As acusações são gravíssimas. Colocam em xeque a credibilidade do próprio governo, afirmou Ophir. A ministra Erenice é a chefe da Casa Civil, um dos órgãos mais importantes, o coração do governo.

Entenda o caso

Acesso facilitado a empresas estatais

Israel Dourado Guerra é suspeito de um esquema de lobby no governo federal, segundo reportagem publicada pela revista Veja desta semana. Ele teria atuado na Agência Nacional de Aviação Civil (Anac) e nos Correios para agilizar a renovação de contratos da Master Top Linhas Aéreas. Essa intermediação teria rendido uma comissão de cerca de R$ 5 milhões à empresa de consultoria que Israel tem em sociedade com o irmão Saulo Dourado Guerra e com Sônia Castro, mãe de Vinícius de Oliveira Castro, este último ex-assessor da Casa Civil, que pediu exoneração no início da semana em função das denúncias.

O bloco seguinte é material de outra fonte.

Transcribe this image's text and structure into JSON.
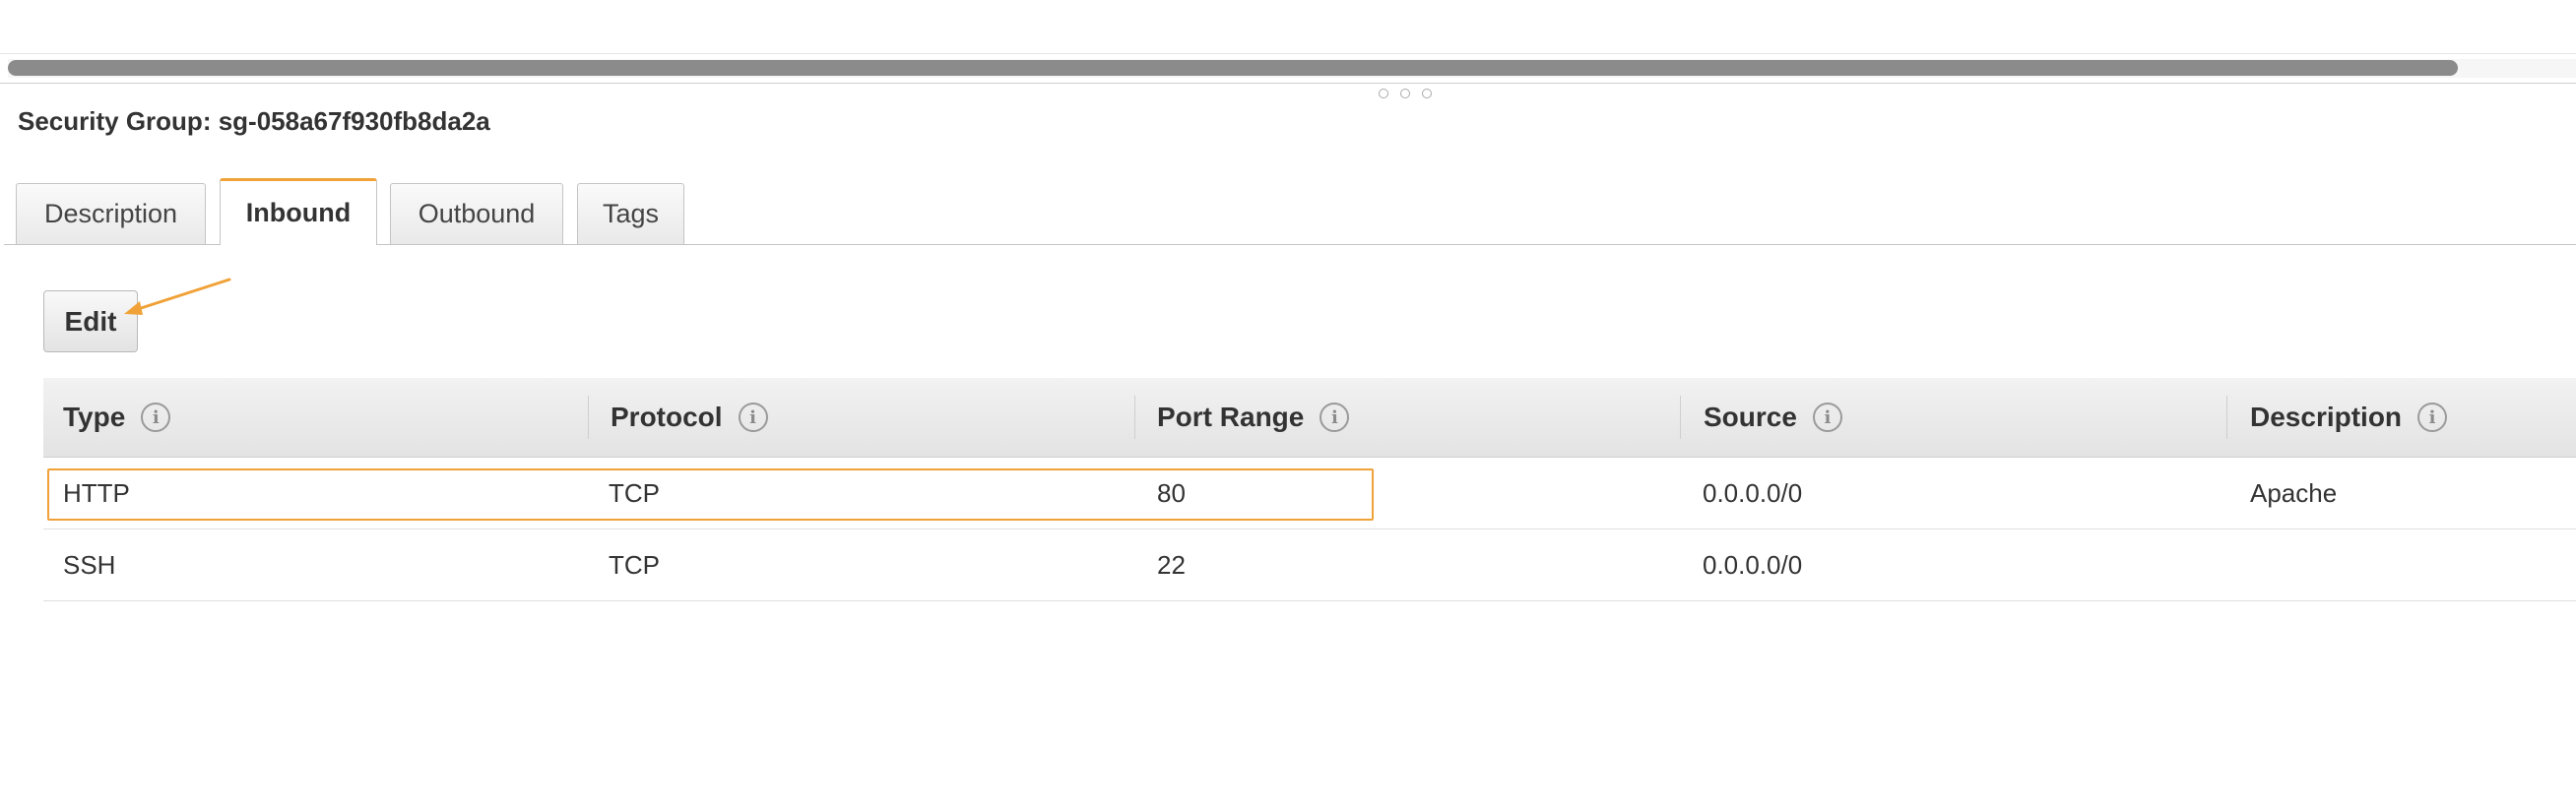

A Polícia Federal e a Controladoria-Geral da União fazem investigação focada nos filhos da ministra. A Comissão de Ética Pública, órgão da Presidência da República, abriu inquérito para apurar se houve desvios de conduta de Erenice, que nega as acusações e abriu mão dos sigilos bancários, telefônicos e fiscal. Israel disse ter sido vítima de movimentos eleitorais.